According to the SGD documentation:
For multi-class classification, a “one versus all” approach is used.
So I think using SGDClassifier
cannot perform multinomial logistic regression either.
You can use statsmodels.discrete.discrete_model.MNLogit
, which has a method fit_regularized
which supports L1 regularization.
The example below is modified from this example:
import numpy as np
import statsmodels.api as sm
from sklearn.datasets import load_iris
from sklearn.cross_validation import train_test_split
iris = load_iris()
X = iris.data
y = iris.target
X = sm.add_constant(X, prepend=False) # An interecept is not included by default and should be added by the user.

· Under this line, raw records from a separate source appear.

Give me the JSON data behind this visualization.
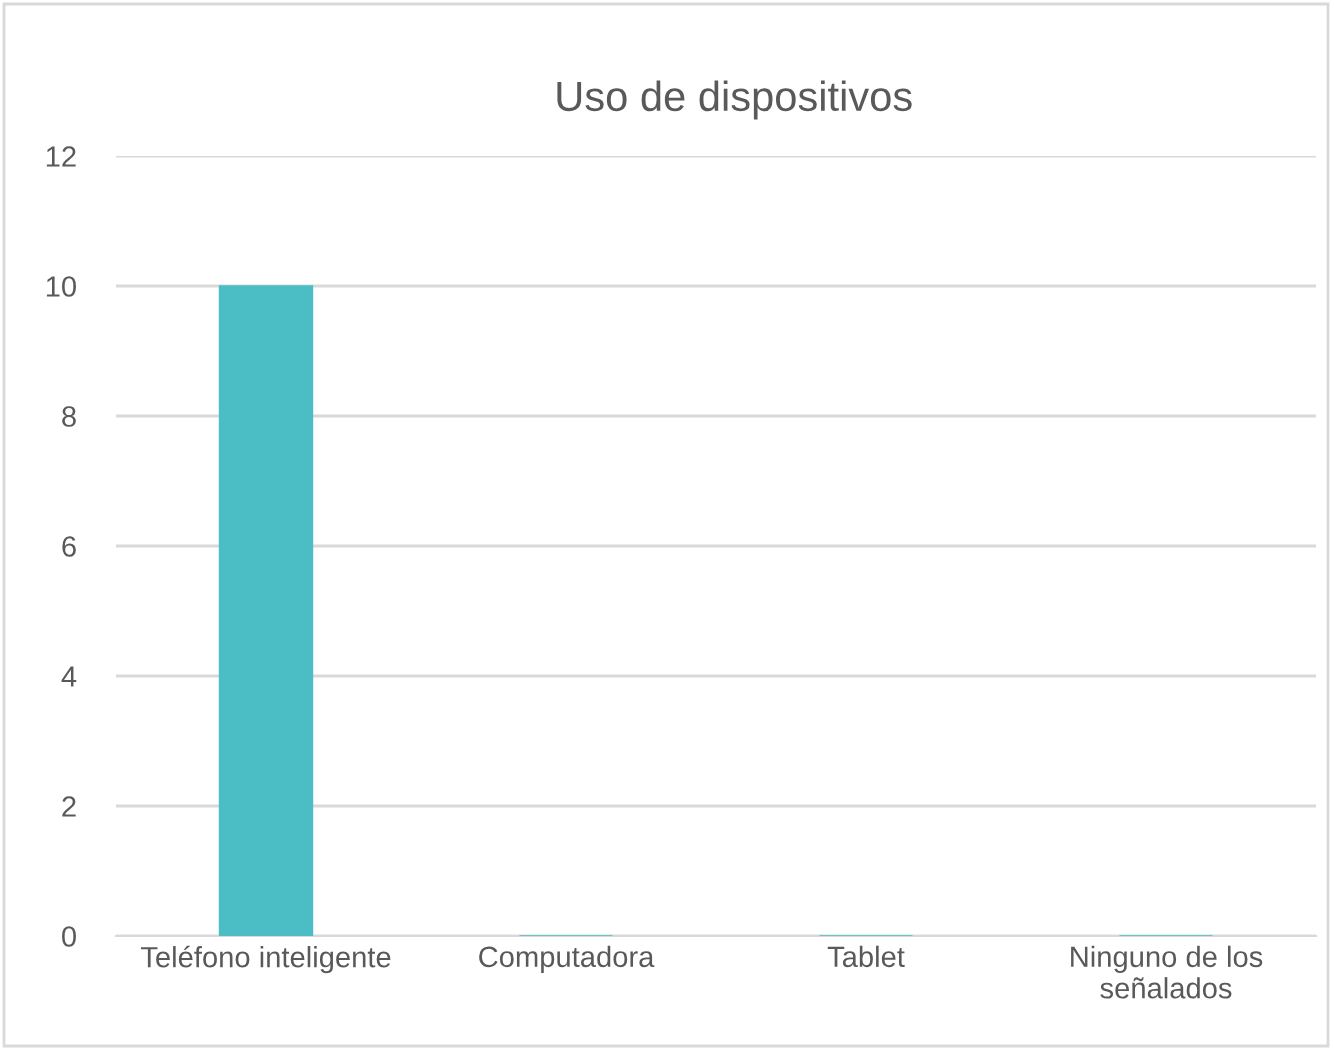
{
  "chart_data": {
    "type": "bar",
    "title": "Uso de dispositivos",
    "categories": [
      "Teléfono inteligente",
      "Computadora",
      "Tablet",
      "Ninguno de los\nseñalados"
    ],
    "values": [
      10,
      0,
      0,
      0
    ],
    "color": "#4bbdc5",
    "ylim": [
      0,
      12
    ],
    "yticks": [
      0,
      2,
      4,
      6,
      8,
      10,
      12
    ],
    "grid": "y",
    "legend": false
  }
}
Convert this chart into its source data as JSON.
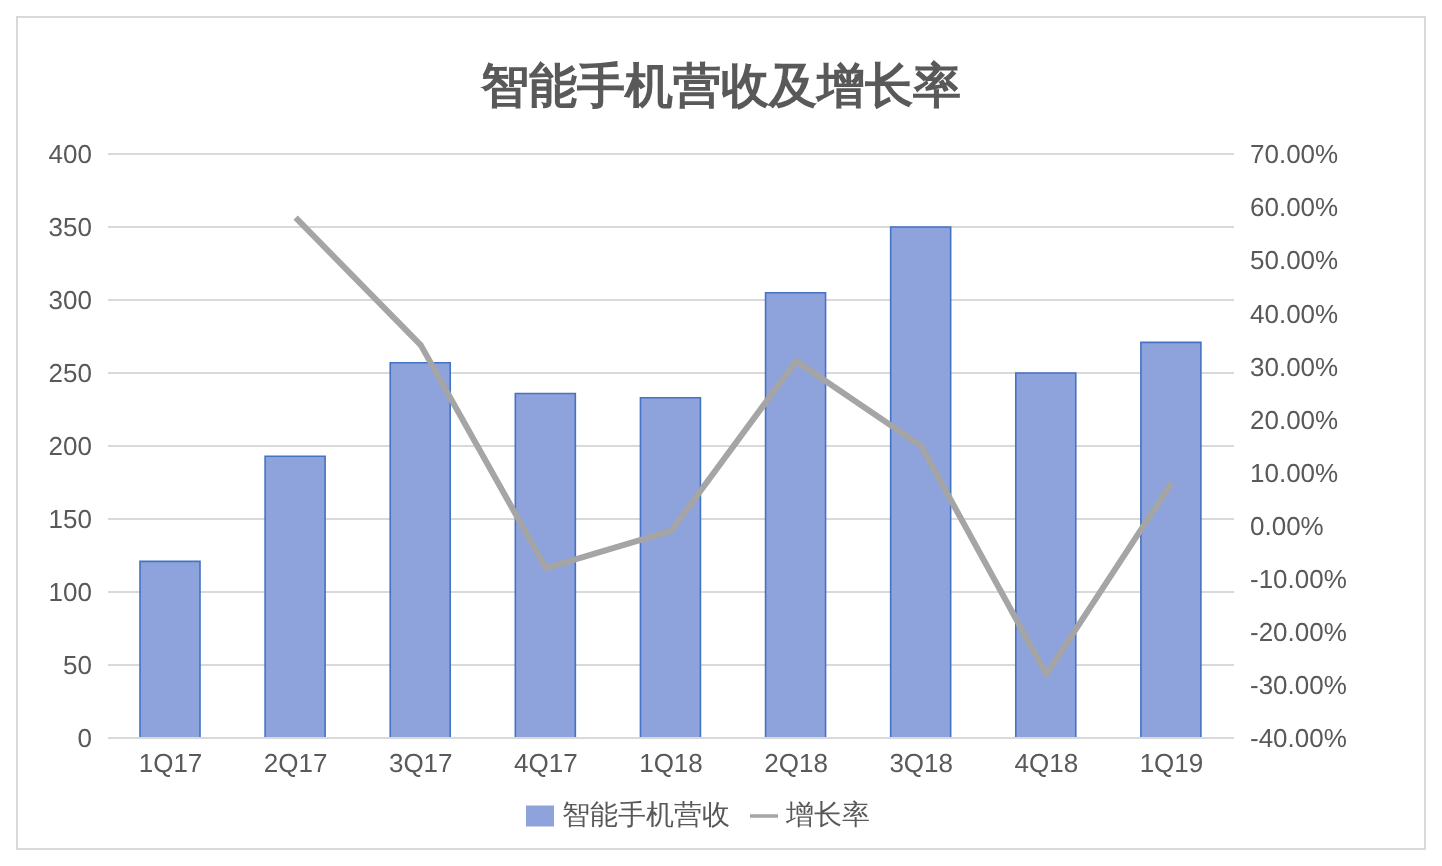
{
  "chart_data": {
    "type": "bar",
    "title": "智能手机营收及增长率",
    "categories": [
      "1Q17",
      "2Q17",
      "3Q17",
      "4Q17",
      "1Q18",
      "2Q18",
      "3Q18",
      "4Q18",
      "1Q19"
    ],
    "series": [
      {
        "name": "智能手机营收",
        "color": "#8ea3dc",
        "values": [
          121,
          193,
          257,
          236,
          233,
          305,
          350,
          250,
          271
        ]
      },
      {
        "name": "增长率",
        "type": "line",
        "axis": "y2",
        "color": "#a5a5a5",
        "values": [
          null,
          58,
          34,
          -8,
          -1,
          31,
          15,
          -28,
          8
        ]
      }
    ],
    "ylim": [
      0,
      400
    ],
    "yticks": [
      0,
      50,
      100,
      150,
      200,
      250,
      300,
      350,
      400
    ],
    "y2lim": [
      -40,
      70
    ],
    "y2ticks": [
      {
        "value": -40,
        "label": "-40.00%"
      },
      {
        "value": -30,
        "label": "-30.00%"
      },
      {
        "value": -20,
        "label": "-20.00%"
      },
      {
        "value": -10,
        "label": "-10.00%"
      },
      {
        "value": 0,
        "label": "0.00%"
      },
      {
        "value": 10,
        "label": "10.00%"
      },
      {
        "value": 20,
        "label": "20.00%"
      },
      {
        "value": 30,
        "label": "30.00%"
      },
      {
        "value": 40,
        "label": "40.00%"
      },
      {
        "value": 50,
        "label": "50.00%"
      },
      {
        "value": 60,
        "label": "60.00%"
      },
      {
        "value": 70,
        "label": "70.00%"
      }
    ],
    "grid": "y",
    "legend": "bottom",
    "marker": "none",
    "line_style": "solid"
  }
}
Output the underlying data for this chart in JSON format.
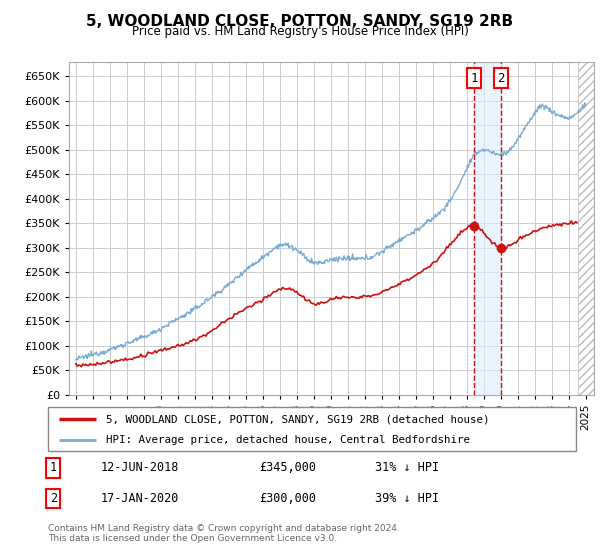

X_train, X_test, y_train, y_test = train_test_split(X, y)
mlogit_mod = sm.MNLogit(y_train, X_train)
alpha = 1 * np.ones((mlogit_mod.K, mlogit_mod.J - 1)) # The regularization parameter alpha should be a scalar or have the same shape as as results.params
alpha[-1, :] = 0 # Choose not to regularize the constant
mlogit_l1_res = mlogit_mod.fit_regularized(method='l1', alpha=alpha)
y_pred = np.argmax(mlogit_l1_res.predict(X_test), 1)
Admittedly, the interface of this library is not as easy to use as scikit-learn
, but it provides more advanced stuff in statistics.